In reality, the Japanese were willing to end hostilities with the United States as quickly as they began. Startlingly neglected is the January 1945 offer of the Japanese government to surrender. As the eminent English jurist Frederick J.P. Veale pointed out in Advance to Barbarism,

Belatedly it has been discovered that seven months before it [the atomic bomb] was dropped, in January 1945, President Roosevelt received via General MacArthur’s headquarters an offer by the Japanese Government to surrender on terms virtually identical to those accepted by the United States after the dropping of the bomb: In July 1945, as we know, Roosevelt’s successor, President Truman, discussed with Stalin at Bebelsburg the Japanese offer to surrender.

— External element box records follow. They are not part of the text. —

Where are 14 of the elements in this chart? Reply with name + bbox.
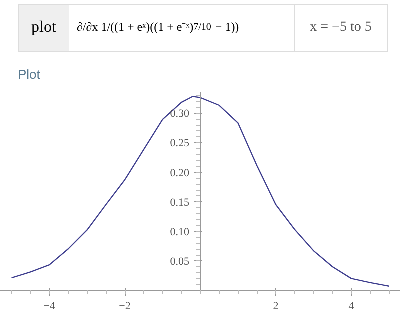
y-tick-label: 0.20 — [170, 167, 190, 180]
line-series — [11, 96, 390, 287]
text: Plot — [18, 66, 40, 84]
y-tick-label: 0.25 — [170, 138, 190, 150]
x-tick-label: 2 — [273, 300, 279, 312]
y-tick-label: 0.15 — [170, 196, 190, 209]
x-tick-label: −4 — [44, 300, 56, 312]
x-tick-label: −2 — [119, 300, 131, 312]
y-tick-label: 0.05 — [170, 256, 190, 268]
chart-title: plot — [19, 5, 69, 51]
text: x = −5 to 5 — [309, 19, 373, 37]
y-tick-label: 0.10 — [170, 226, 190, 238]
x-tick-label: 4 — [348, 300, 355, 312]
y-tick-label: 0.30 — [170, 108, 190, 120]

Clearly, then, the bomb did not have to be dropped to save the lives of American soldiers. The war in the Pacific could have ended prior to the European conflict. One suspects that the conflagration’s extension beyond the confines of necessity had more to do with the politics of war than military strategy. The fact that consultation with Stalin played a key role in the decision tends to implicate both what historian William L. Neumann pointed to as ?the historic ambitions of Russia in Asia? and ?the expansionist element in Stalinist Communism.?

I don’t know if I agree with his entire argument yet, but it’s worth considering.